Les impossibilités abordées dans l’exposition concernent dans une large mesure les conditions sociales imposées à certains groupes historiquement minoritaires – les noirs, les indigènes, les LGBTQIAPN+, entre autres croisements de corps qui s’écartent de la norme. Dans une grande diversité d’approches et de poétiques retrouvées dans l’exposition, il est possible d’affirmer que pour chaque logique de domination, il existe de multiples formes de déviation et de résistance.

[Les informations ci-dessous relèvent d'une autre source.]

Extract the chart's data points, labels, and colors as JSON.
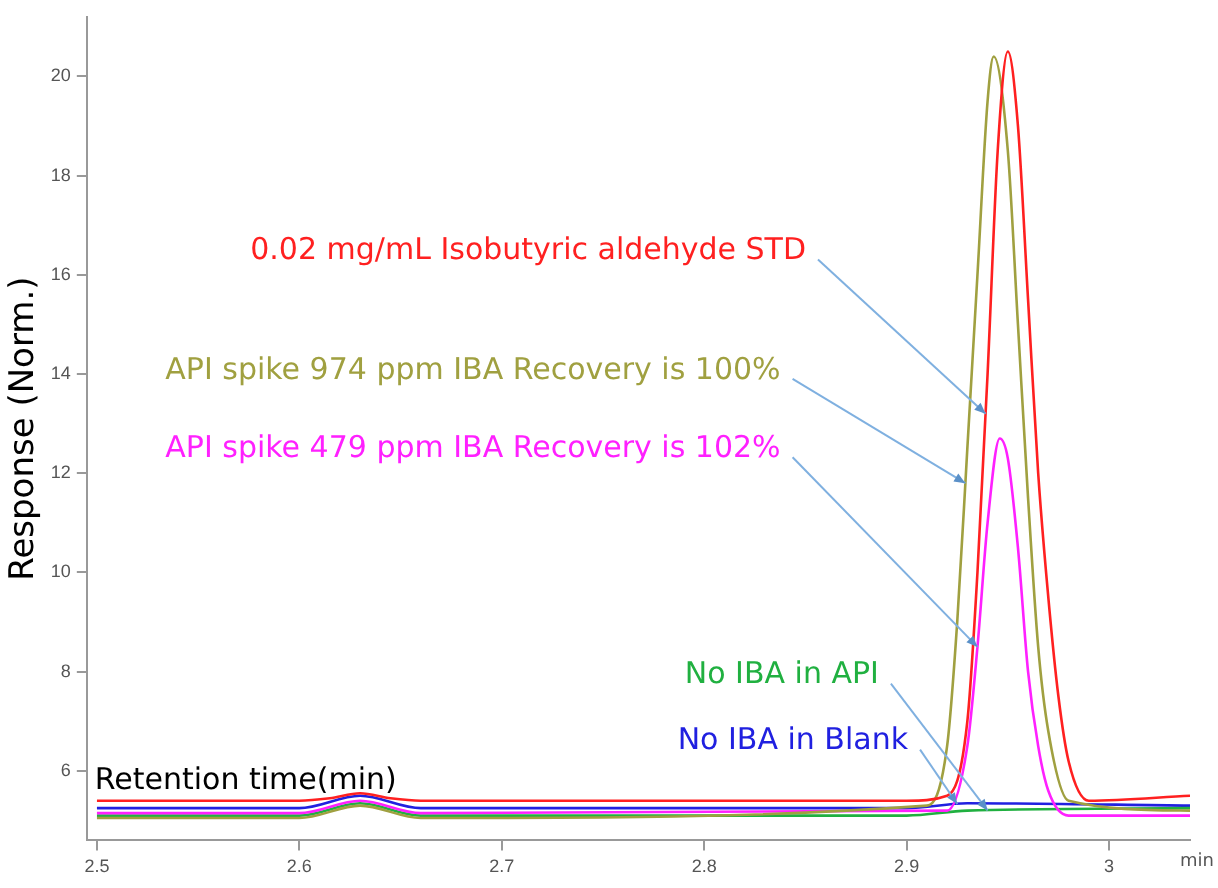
{
  "chart_data": {
    "type": "line",
    "ylabel": "Response (Norm.)",
    "xlabel": "Retention time(min)",
    "xlim": [
      2.495,
      3.04
    ],
    "xticks": [
      {
        "value": 2.5,
        "label": "2.5"
      },
      {
        "value": 2.6,
        "label": "2.6"
      },
      {
        "value": 2.7,
        "label": "2.7"
      },
      {
        "value": 2.8,
        "label": "2.8"
      },
      {
        "value": 2.9,
        "label": "2.9"
      },
      {
        "value": 3,
        "label": "3"
      }
    ],
    "ylim": [
      4.6,
      21.2
    ],
    "yticks": [
      6,
      8,
      10,
      12,
      14,
      16,
      18,
      20
    ],
    "grid": false,
    "legend": false,
    "marker": "none",
    "annotations": [
      "min"
    ],
    "series": [
      {
        "name": "0.02 mg/mL Isobutyric aldehyde STD",
        "color": "#ff2020",
        "x": [
          2.5,
          2.6,
          2.615,
          2.63,
          2.645,
          2.66,
          2.9,
          2.92,
          2.93,
          2.935,
          2.94,
          2.945,
          2.95,
          2.955,
          2.96,
          2.965,
          2.97,
          2.975,
          2.98,
          2.99,
          3.04
        ],
        "values": [
          5.4,
          5.4,
          5.45,
          5.55,
          5.45,
          5.4,
          5.4,
          5.5,
          7,
          10,
          14,
          18.5,
          20.5,
          19,
          15.5,
          12,
          9.5,
          7.5,
          6.2,
          5.4,
          5.5
        ]
      },
      {
        "name": "API spike 974 ppm IBA Recovery is 100%",
        "color": "#a0a040",
        "x": [
          2.5,
          2.6,
          2.63,
          2.66,
          2.91,
          2.92,
          2.925,
          2.93,
          2.935,
          2.94,
          2.943,
          2.95,
          2.955,
          2.96,
          2.965,
          2.97,
          2.98,
          3.04
        ],
        "values": [
          5.05,
          5.05,
          5.3,
          5.05,
          5.3,
          6.5,
          9,
          12.5,
          16,
          19.5,
          20.4,
          18.5,
          15,
          11.5,
          8.5,
          6.8,
          5.4,
          5.2
        ]
      },
      {
        "name": "API spike 479 ppm IBA Recovery is 102%",
        "color": "#ff20ff",
        "x": [
          2.5,
          2.6,
          2.63,
          2.66,
          2.92,
          2.93,
          2.935,
          2.94,
          2.946,
          2.95,
          2.955,
          2.96,
          2.965,
          2.97,
          2.98,
          3.04
        ],
        "values": [
          5.15,
          5.15,
          5.4,
          5.15,
          5.2,
          6.5,
          8.5,
          11,
          12.7,
          12.3,
          10.5,
          8,
          6.5,
          5.6,
          5.1,
          5.1
        ]
      },
      {
        "name": "No IBA in API",
        "color": "#20b040",
        "x": [
          2.5,
          2.6,
          2.63,
          2.66,
          2.9,
          2.93,
          3.04
        ],
        "values": [
          5.1,
          5.1,
          5.35,
          5.1,
          5.1,
          5.2,
          5.25
        ]
      },
      {
        "name": "No IBA in Blank",
        "color": "#2020e0",
        "x": [
          2.5,
          2.6,
          2.63,
          2.66,
          2.9,
          2.93,
          3.04
        ],
        "values": [
          5.25,
          5.25,
          5.5,
          5.25,
          5.25,
          5.35,
          5.3
        ]
      }
    ]
  }
}
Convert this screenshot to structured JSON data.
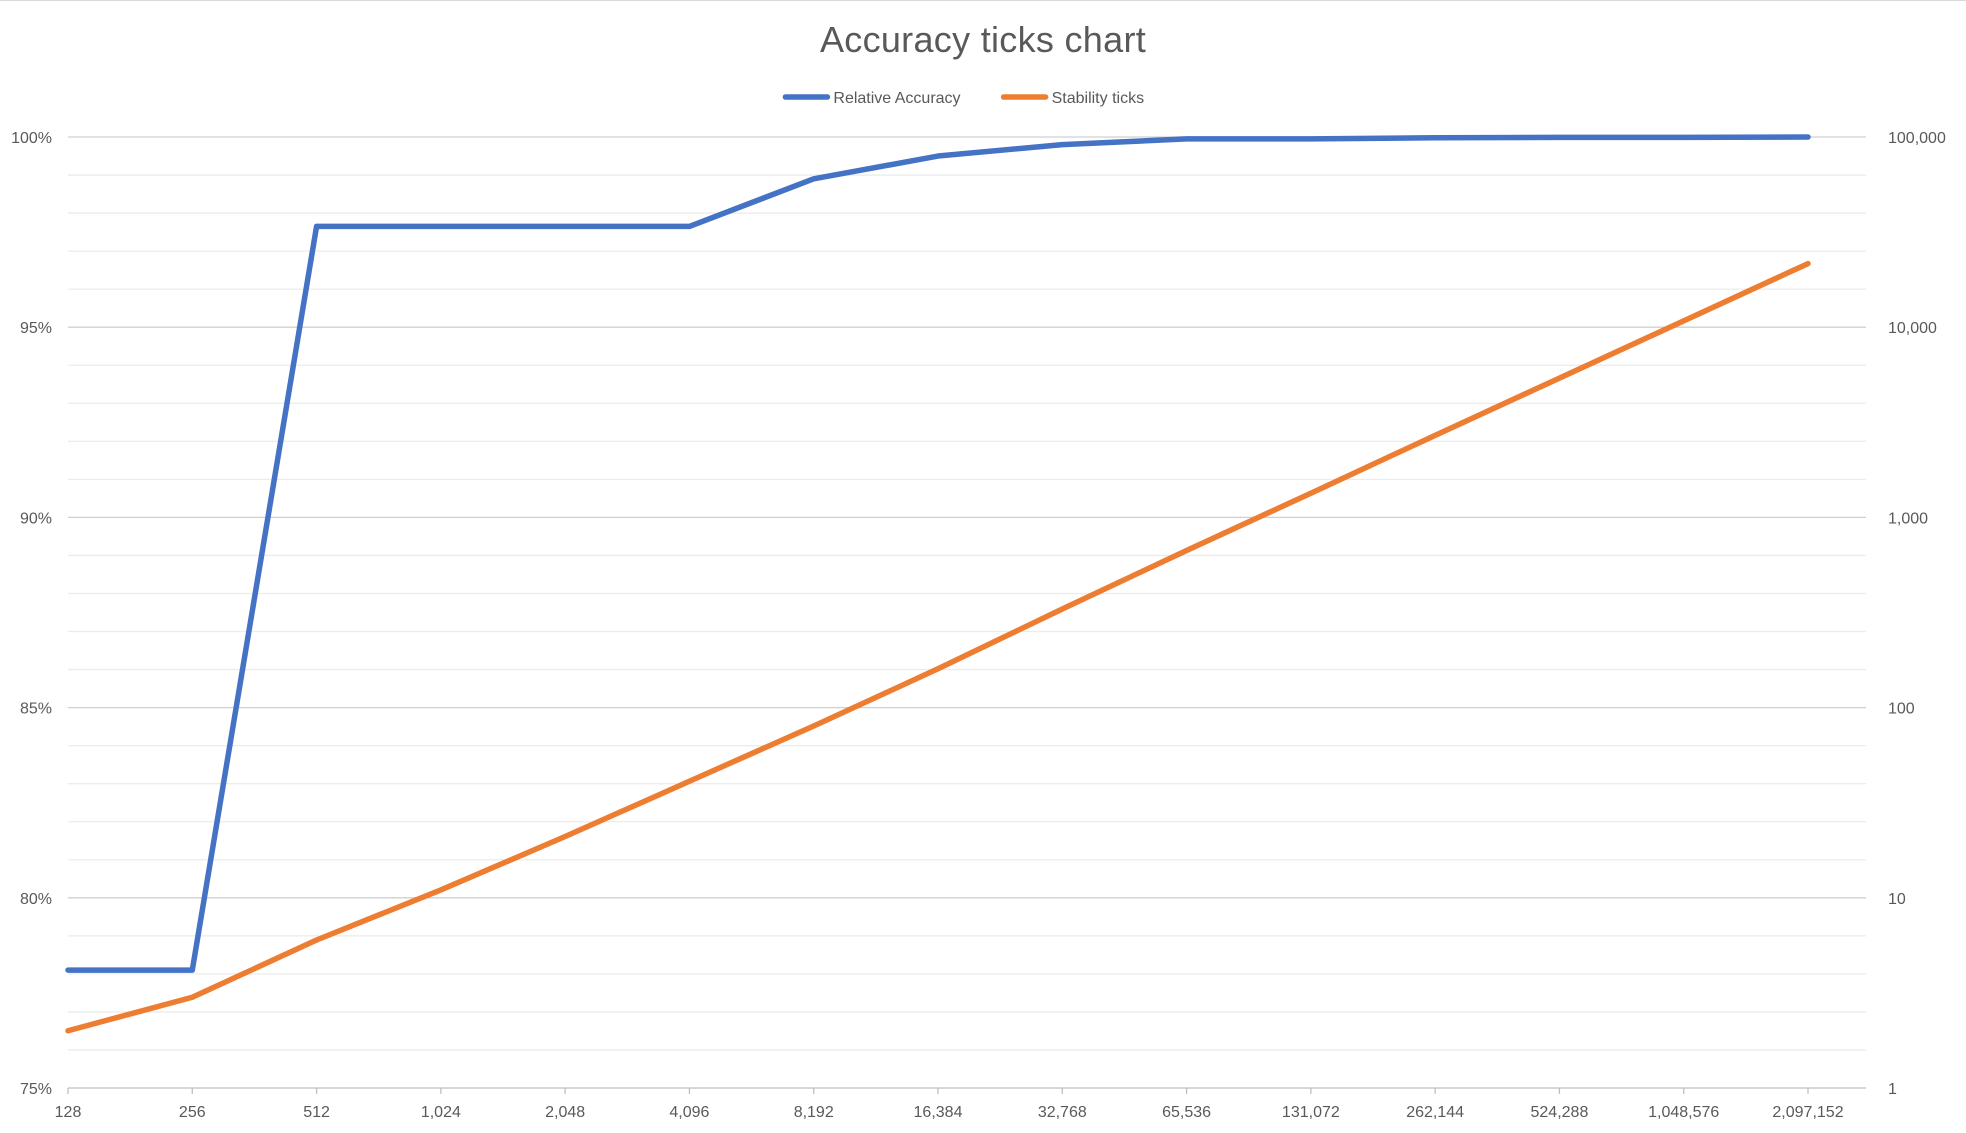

La chorégraphie en tant que système de mouvements configurables collectivement – ​​avec des veines sociales et pas seulement artistiques – prend voix dans l’exposition à travers les mouvements sociaux ou les archives et les œuvres qui en découlent. UN Occupation de la cuisine le 9 juillet, par exemple, est installé au premier étage du pavillon avec un restaurant qui peut être fréquenté par tous les visiteurs et collaborateurs tout au long de l’exposition. Partie de Mouvement des sans-abri du centre-ville – MSTCla Cuisine expose également ses affiches sur la lutte pour le logement et le droit à une alimentation de qualité.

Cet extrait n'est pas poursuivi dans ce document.